# Stair width 36" min (less projections).



## ADAguy (Mar 15, 2019)

1014.8 - Projections

How is it that given the allowable projection of 4.5" (9" total?!) for handrails on both sides of an allowed 36" min. width stair, leaving 27" clear; that a fully equipped firefighter can be expected to use the stair. Even toilet compartments "should" be 36" minimum ?


----------



## classicT (Mar 15, 2019)

ADAguy said:


> 1014.8 - Projections
> 
> How is it that given the allowable projection of 4.5" (9" total?!) for handrails on both sides of an allowed 36" min. width stair, leaving 27" clear; that a fully equipped firefighter can be expected to use the stair. Even toilet compartments "should" be 36" minimum ?


Because it is limited to at or below the handrail height.

Shoulder height is the typical person, including firefighters in full gear, widest point. Below the hip is typically the narrowest.


----------



## RLGA (Mar 15, 2019)

Probably one of the reasons why the use of a 36-inch-wide stair is limited.


----------



## classicT (Mar 15, 2019)

(Paraphrased) *1011.2 Width and Capacity*
The required capacity of _stairways _shall be determined as specified in Section 1005.1, but the minimum width shall be not less than 44 inches (1118 mm). See Section 1009.3 for accessible _means of egress stairways_. 
*Exceptions:* 
1. _Stairways _serving an _occupant load _of less than 50 shall have a width of not less than 36 inches (914 mm).
....​


----------



## ICE (Mar 15, 2019)

ADAguy said:


> 1014.8 - Projections
> 
> How is it that given the allowable projection of 4.5" (9" total?!) for handrails on both sides of an allowed 36" min. width stair, leaving 27" clear; that a fully equipped firefighter can be expected to use the stair. *Even toilet compartments "should" be 36" minimum* ?

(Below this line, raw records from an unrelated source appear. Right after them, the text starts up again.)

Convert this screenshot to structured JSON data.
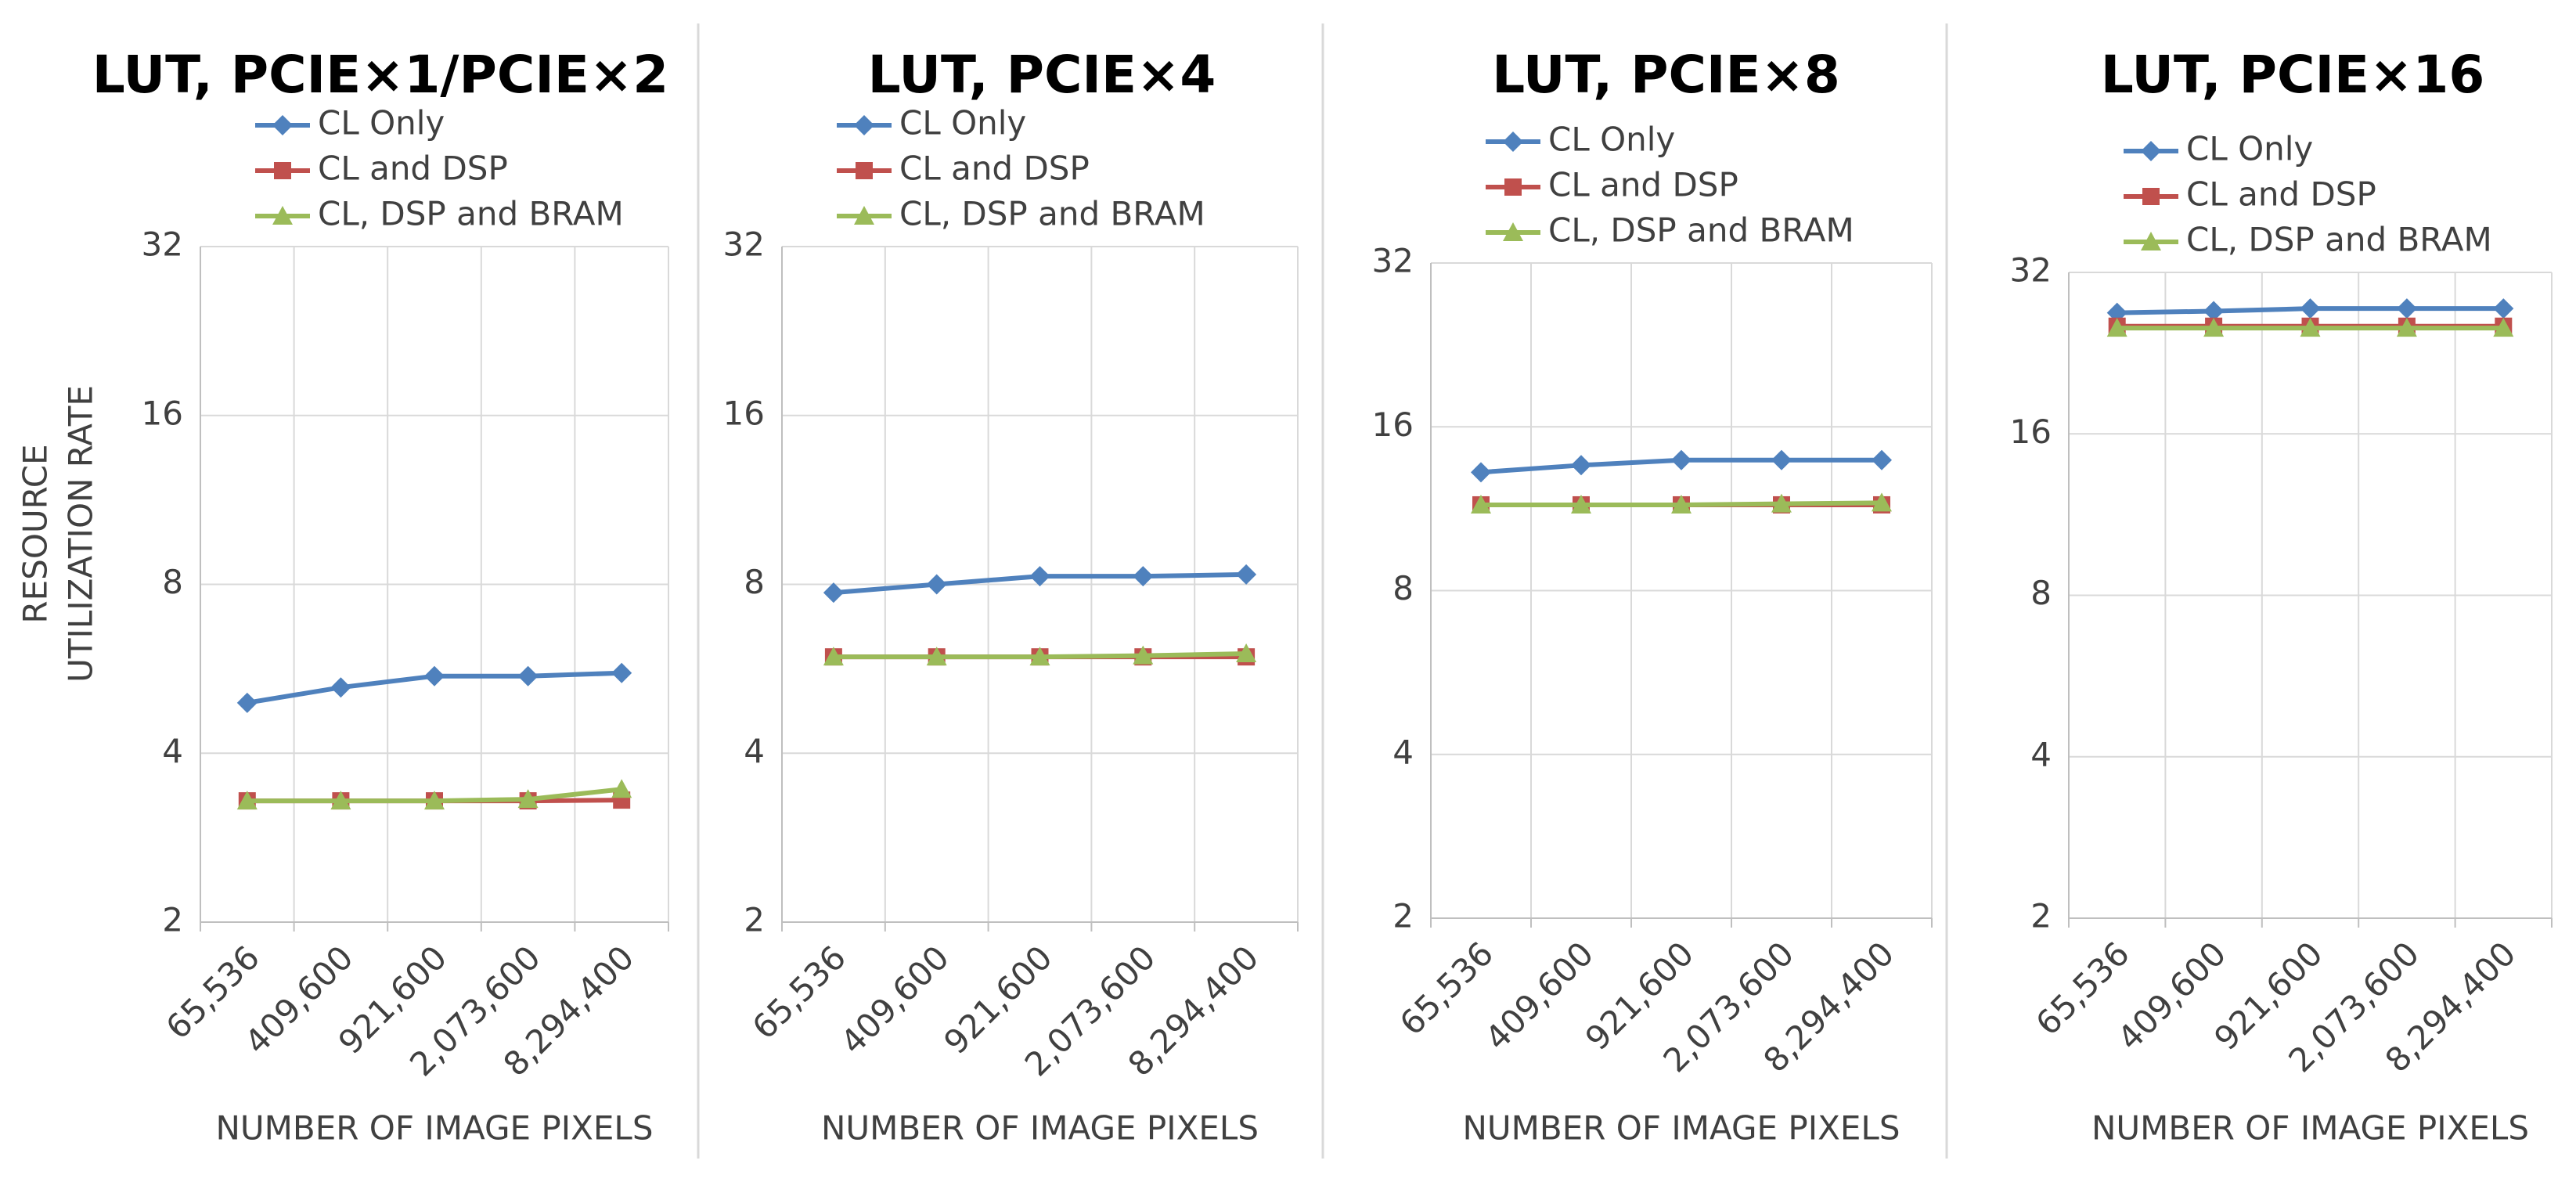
{
  "chart_data": [
    {
      "type": "line",
      "title": "LUT, PCIE×1/PCIE×2",
      "y_label": [
        "RESOURCE",
        "UTILIZATION RATE"
      ],
      "x_label": "NUMBER OF IMAGE PIXELS",
      "categories": [
        "65,536",
        "409,600",
        "921,600",
        "2,073,600",
        "8,294,400"
      ],
      "ylim": [
        2,
        32
      ],
      "yticks": [
        2,
        4,
        8,
        16,
        32
      ],
      "log_scale": true,
      "grid": true,
      "series": [
        {
          "name": "CL Only",
          "color": "#4f81bd",
          "marker": "diamond",
          "values": [
            4.92,
            5.24,
            5.49,
            5.49,
            5.56
          ]
        },
        {
          "name": "CL and DSP",
          "color": "#c0504d",
          "marker": "square",
          "values": [
            3.29,
            3.29,
            3.29,
            3.29,
            3.3
          ]
        },
        {
          "name": "CL, DSP and BRAM",
          "color": "#9bbb59",
          "marker": "triangle",
          "values": [
            3.29,
            3.29,
            3.29,
            3.31,
            3.45
          ]
        }
      ]
    },
    {
      "type": "line",
      "title": "LUT, PCIE×4",
      "x_label": "NUMBER OF IMAGE PIXELS",
      "categories": [
        "65,536",
        "409,600",
        "921,600",
        "2,073,600",
        "8,294,400"
      ],
      "ylim": [
        2,
        32
      ],
      "yticks": [
        2,
        4,
        8,
        16,
        32
      ],
      "log_scale": true,
      "grid": true,
      "series": [
        {
          "name": "CL Only",
          "color": "#4f81bd",
          "marker": "diamond",
          "values": [
            7.73,
            8.0,
            8.27,
            8.27,
            8.33
          ]
        },
        {
          "name": "CL and DSP",
          "color": "#c0504d",
          "marker": "square",
          "values": [
            5.94,
            5.94,
            5.94,
            5.94,
            5.94
          ]
        },
        {
          "name": "CL, DSP and BRAM",
          "color": "#9bbb59",
          "marker": "triangle",
          "values": [
            5.94,
            5.94,
            5.94,
            5.97,
            6.02
          ]
        }
      ]
    },
    {
      "type": "line",
      "title": "LUT, PCIE×8",
      "x_label": "NUMBER OF IMAGE PIXELS",
      "categories": [
        "65,536",
        "409,600",
        "921,600",
        "2,073,600",
        "8,294,400"
      ],
      "ylim": [
        2,
        32
      ],
      "yticks": [
        2,
        4,
        8,
        16,
        32
      ],
      "log_scale": true,
      "grid": true,
      "series": [
        {
          "name": "CL Only",
          "color": "#4f81bd",
          "marker": "diamond",
          "values": [
            13.2,
            13.6,
            13.9,
            13.9,
            13.9
          ]
        },
        {
          "name": "CL and DSP",
          "color": "#c0504d",
          "marker": "square",
          "values": [
            11.5,
            11.5,
            11.5,
            11.5,
            11.5
          ]
        },
        {
          "name": "CL, DSP and BRAM",
          "color": "#9bbb59",
          "marker": "triangle",
          "values": [
            11.5,
            11.5,
            11.5,
            11.55,
            11.6
          ]
        }
      ]
    },
    {
      "type": "line",
      "title": "LUT, PCIE×16",
      "x_label": "NUMBER OF IMAGE PIXELS",
      "categories": [
        "65,536",
        "409,600",
        "921,600",
        "2,073,600",
        "8,294,400"
      ],
      "ylim": [
        2,
        32
      ],
      "yticks": [
        2,
        4,
        8,
        16,
        32
      ],
      "log_scale": true,
      "grid": true,
      "series": [
        {
          "name": "CL Only",
          "color": "#4f81bd",
          "marker": "diamond",
          "values": [
            26.9,
            27.1,
            27.4,
            27.4,
            27.4
          ]
        },
        {
          "name": "CL and DSP",
          "color": "#c0504d",
          "marker": "square",
          "values": [
            25.4,
            25.4,
            25.4,
            25.4,
            25.4
          ]
        },
        {
          "name": "CL, DSP and BRAM",
          "color": "#9bbb59",
          "marker": "triangle",
          "values": [
            25.2,
            25.2,
            25.2,
            25.2,
            25.2
          ]
        }
      ]
    }
  ]
}
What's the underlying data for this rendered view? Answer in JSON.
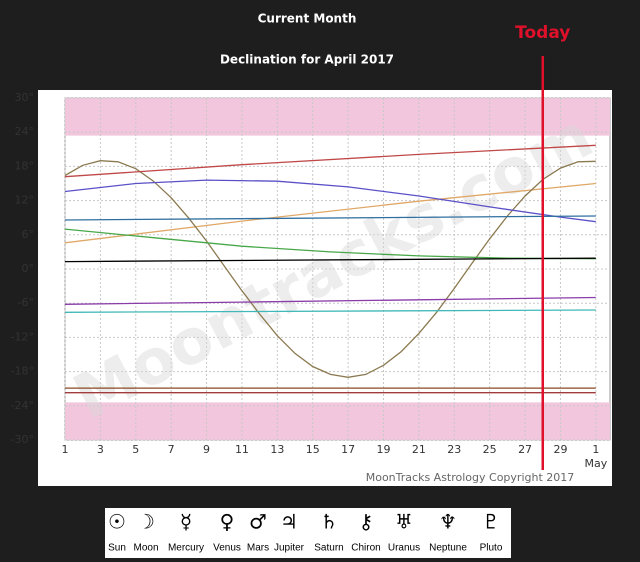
{
  "chart_data": {
    "type": "line",
    "title": "Current Month",
    "subtitle": "Declination for April 2017",
    "copyright": "MoonTracks Astrology Copyright 2017",
    "watermark": "Moontracks.com",
    "today": {
      "label": "Today",
      "x": 28,
      "color": "#e0102a"
    },
    "xlim": [
      1,
      31.8
    ],
    "xticks": [
      1,
      3,
      5,
      7,
      9,
      11,
      13,
      15,
      17,
      19,
      21,
      23,
      25,
      27,
      29,
      {
        "value": 31,
        "label": "1"
      }
    ],
    "x_month_label": {
      "value": 31,
      "label": "May"
    },
    "ylim": [
      -30,
      30
    ],
    "yticks": [
      {
        "value": 30,
        "label": "30°"
      },
      {
        "value": 24,
        "label": "24°"
      },
      {
        "value": 18,
        "label": "18°"
      },
      {
        "value": 12,
        "label": "12°"
      },
      {
        "value": 6,
        "label": "6°"
      },
      {
        "value": 0,
        "label": "0°"
      },
      {
        "value": -6,
        "label": "-6°"
      },
      {
        "value": -12,
        "label": "-12°"
      },
      {
        "value": -18,
        "label": "-18°"
      },
      {
        "value": -24,
        "label": "-24°"
      },
      {
        "value": -30,
        "label": "-30°"
      }
    ],
    "grid": true,
    "bands": [
      {
        "from": 23.4,
        "to": 30,
        "color": "#f2c6dc"
      },
      {
        "from": -30,
        "to": -23.4,
        "color": "#f2c6dc"
      }
    ],
    "series": [
      {
        "name": "Sun",
        "symbol": "☉",
        "color": "#e0a868",
        "x": [
          1,
          11,
          21,
          31
        ],
        "values": [
          4.6,
          8.4,
          11.9,
          15.0
        ]
      },
      {
        "name": "Moon",
        "symbol": "☽",
        "color": "#8b7a50",
        "x": [
          1,
          2,
          3,
          4,
          5,
          6,
          7,
          8,
          9,
          10,
          11,
          12,
          13,
          14,
          15,
          16,
          17,
          18,
          19,
          20,
          21,
          22,
          23,
          24,
          25,
          26,
          27,
          28,
          29,
          30,
          31
        ],
        "values": [
          16.4,
          18.2,
          19.0,
          18.8,
          17.6,
          15.4,
          12.5,
          8.9,
          4.9,
          0.5,
          -3.8,
          -7.9,
          -11.7,
          -14.8,
          -17.1,
          -18.5,
          -19.0,
          -18.5,
          -16.9,
          -14.5,
          -11.3,
          -7.6,
          -3.4,
          1.0,
          5.3,
          9.3,
          12.8,
          15.7,
          17.7,
          18.8,
          18.9
        ]
      },
      {
        "name": "Mercury",
        "symbol": "☿",
        "color": "#5a50c8",
        "x": [
          1,
          5,
          9,
          13,
          17,
          21,
          25,
          29,
          31
        ],
        "values": [
          13.6,
          15.0,
          15.6,
          15.4,
          14.4,
          12.8,
          10.9,
          9.1,
          8.3
        ]
      },
      {
        "name": "Venus",
        "symbol": "♀",
        "color": "#48a848",
        "x": [
          1,
          6,
          11,
          16,
          21,
          26,
          31
        ],
        "values": [
          7.0,
          5.5,
          4.0,
          3.0,
          2.3,
          1.9,
          1.8
        ]
      },
      {
        "name": "Mars",
        "symbol": "♂",
        "color": "#c04848",
        "x": [
          1,
          11,
          21,
          31
        ],
        "values": [
          16.2,
          18.3,
          20.1,
          21.7
        ]
      },
      {
        "name": "Jupiter",
        "symbol": "♃",
        "color": "#8a3ca8",
        "x": [
          1,
          11,
          21,
          31
        ],
        "values": [
          -6.2,
          -5.8,
          -5.4,
          -5.0
        ]
      },
      {
        "name": "Saturn",
        "symbol": "♄",
        "color": "#a03c3c",
        "x": [
          1,
          31
        ],
        "values": [
          -21.7,
          -21.7
        ]
      },
      {
        "name": "Chiron",
        "symbol": "⚷",
        "color": "#000000",
        "x": [
          1,
          31
        ],
        "values": [
          1.3,
          1.9
        ]
      },
      {
        "name": "Uranus",
        "symbol": "♅",
        "color": "#2f6f9f",
        "x": [
          1,
          31
        ],
        "values": [
          8.6,
          9.3
        ]
      },
      {
        "name": "Neptune",
        "symbol": "♆",
        "color": "#40b8b8",
        "x": [
          1,
          31
        ],
        "values": [
          -7.6,
          -7.2
        ]
      },
      {
        "name": "Pluto",
        "symbol": "♇",
        "color": "#8a4a20",
        "x": [
          1,
          31
        ],
        "values": [
          -20.9,
          -20.9
        ]
      }
    ]
  }
}
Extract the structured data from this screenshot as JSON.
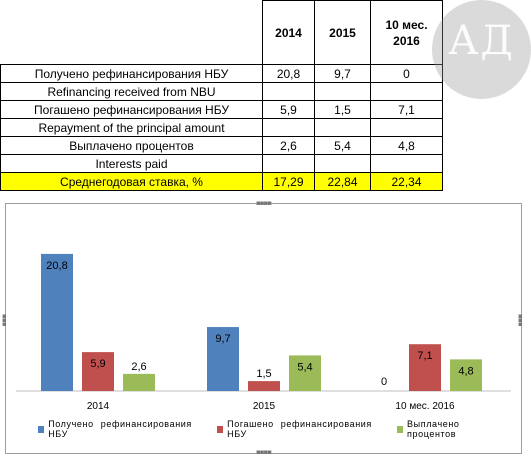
{
  "table": {
    "header": [
      "",
      "2014",
      "2015",
      "10 мес.\n2016"
    ],
    "header_line1": "10 мес.",
    "header_line2": "2016",
    "rows": [
      [
        "Получено рефинансирования НБУ",
        "20,8",
        "9,7",
        "0"
      ],
      [
        "Refinancing received from NBU",
        "",
        "",
        ""
      ],
      [
        "Погашено рефинансирования НБУ",
        "5,9",
        "1,5",
        "7,1"
      ],
      [
        "Repayment of the principal amount",
        "",
        "",
        ""
      ],
      [
        "Выплачено процентов",
        "2,6",
        "5,4",
        "4,8"
      ],
      [
        "Interests paid",
        "",
        "",
        ""
      ],
      [
        "Среднегодовая ставка, %",
        "17,29",
        "22,84",
        "22,34"
      ]
    ]
  },
  "logo": {
    "text": "АД"
  },
  "colors": {
    "series1": "#4f81bd",
    "series2": "#c0504d",
    "series3": "#9bbb59",
    "highlight": "#ffff00"
  },
  "chart_data": {
    "type": "bar",
    "categories": [
      "2014",
      "2015",
      "10 мес. 2016"
    ],
    "series": [
      {
        "name": "Получено рефинансирования НБУ",
        "values": [
          20.8,
          9.7,
          0
        ],
        "labels": [
          "20,8",
          "9,7",
          "0"
        ]
      },
      {
        "name": "Погашено рефинансирования НБУ",
        "values": [
          5.9,
          1.5,
          7.1
        ],
        "labels": [
          "5,9",
          "1,5",
          "7,1"
        ]
      },
      {
        "name": "Выплачено процентов",
        "values": [
          2.6,
          5.4,
          4.8
        ],
        "labels": [
          "2,6",
          "5,4",
          "4,8"
        ]
      }
    ],
    "data_labels": true,
    "legend": "bottom",
    "grid": false,
    "ylim": [
      0,
      22
    ]
  }
}
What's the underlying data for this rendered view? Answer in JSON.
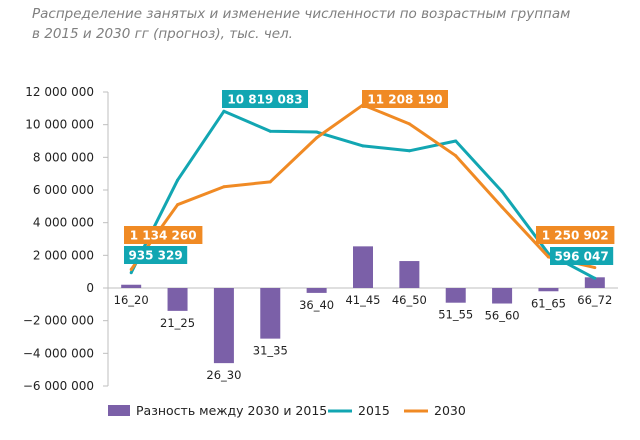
{
  "title_lines": [
    "Распределение занятых и изменение численности по возрастным группам",
    "в 2015 и 2030 гг (прогноз), тыс. чел."
  ],
  "colors": {
    "diff": "#7b60a8",
    "s2015": "#12a6b2",
    "s2030": "#f08a24",
    "axis": "#bfbfbf"
  },
  "chart_data": {
    "type": "bar+line",
    "categories": [
      "16_20",
      "21_25",
      "26_30",
      "31_35",
      "36_40",
      "41_45",
      "46_50",
      "51_55",
      "56_60",
      "61_65",
      "66_72"
    ],
    "series": [
      {
        "name": "Разность между  2030 и 2015",
        "type": "bar",
        "values": [
          200000,
          -1400000,
          -4600000,
          -3100000,
          -300000,
          2550000,
          1650000,
          -900000,
          -950000,
          -200000,
          654855
        ]
      },
      {
        "name": "2015",
        "type": "line",
        "values": [
          935329,
          6600000,
          10819083,
          9600000,
          9550000,
          8700000,
          8400000,
          9000000,
          5900000,
          2100000,
          596047
        ]
      },
      {
        "name": "2030",
        "type": "line",
        "values": [
          1134260,
          5100000,
          6200000,
          6500000,
          9200000,
          11208190,
          10050000,
          8100000,
          4950000,
          1900000,
          1250902
        ]
      }
    ],
    "ylim": [
      -6000000,
      12000000
    ],
    "yticks": [
      12000000,
      10000000,
      8000000,
      6000000,
      4000000,
      2000000,
      0,
      -2000000,
      -4000000,
      -6000000
    ],
    "ytick_labels": [
      "12 000 000",
      "10 000 000",
      "8 000 000",
      "6 000 000",
      "4 000 000",
      "2 000 000",
      "0",
      "−2 000 000",
      "−4 000 000",
      "−6 000 000"
    ],
    "annotations": [
      {
        "text": "10 819 083",
        "series": "2015",
        "index": 2
      },
      {
        "text": "11 208 190",
        "series": "2030",
        "index": 5
      },
      {
        "text": "1 134 260",
        "series": "2030",
        "index": 0
      },
      {
        "text": "935 329",
        "series": "2015",
        "index": 0
      },
      {
        "text": "1 250 902",
        "series": "2030",
        "index": 10
      },
      {
        "text": "596 047",
        "series": "2015",
        "index": 10
      }
    ],
    "legend_position": "bottom",
    "grid": false
  }
}
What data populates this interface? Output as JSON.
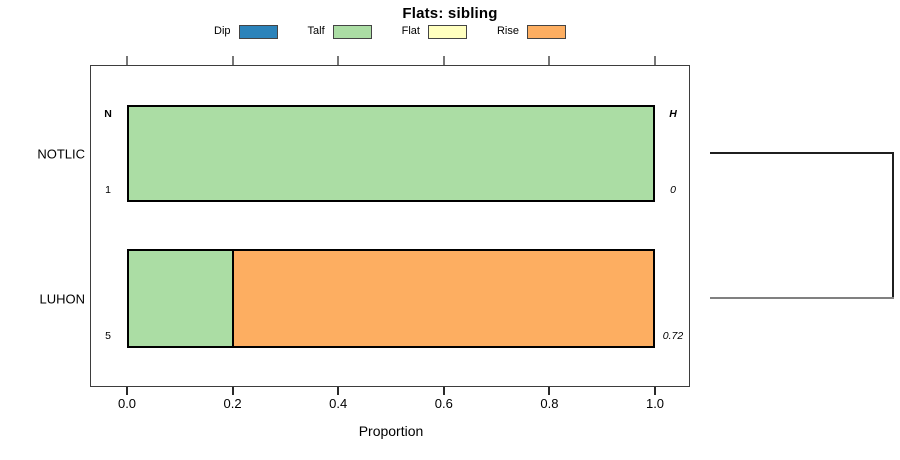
{
  "chart_data": {
    "type": "bar",
    "orientation": "horizontal",
    "stacked": true,
    "proportional": true,
    "title": "Flats: sibling",
    "xlabel": "Proportion",
    "categories": [
      "NOTLIC",
      "LUHON"
    ],
    "series": [
      {
        "name": "Dip",
        "color": "#2B83BA",
        "values": [
          0.0,
          0.0
        ]
      },
      {
        "name": "Talf",
        "color": "#ABDDA4",
        "values": [
          1.0,
          0.2
        ]
      },
      {
        "name": "Flat",
        "color": "#FFFFBF",
        "values": [
          0.0,
          0.0
        ]
      },
      {
        "name": "Rise",
        "color": "#FDAE61",
        "values": [
          0.0,
          0.8
        ]
      }
    ],
    "x_ticks": [
      0.0,
      0.2,
      0.4,
      0.6,
      0.8,
      1.0
    ],
    "xlim": [
      0,
      1
    ],
    "legend_position": "top",
    "grid": false,
    "row_annotations": {
      "left_header": "N",
      "right_header": "H",
      "left_values": [
        "1",
        "5"
      ],
      "right_values": [
        "0",
        "0.72"
      ]
    },
    "right_margin_dendrogram": {
      "joined_rows": [
        "NOTLIC",
        "LUHON"
      ]
    }
  }
}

Well I can't say for sure.....but if it was me a lot of that gear would come off.


----------



## ADAguy (Mar 15, 2019)

I'm surprised  NFPA goes along with this but there I go being logical.


----------



## Builder Bob (Apr 9, 2019)

The same NFPA that expects Firefighters to be triathlon athletes----- don't think I have seen many athletes that have a 36 inch waist or larger ----- not until I retired from the fire service did my waist size go up....


----------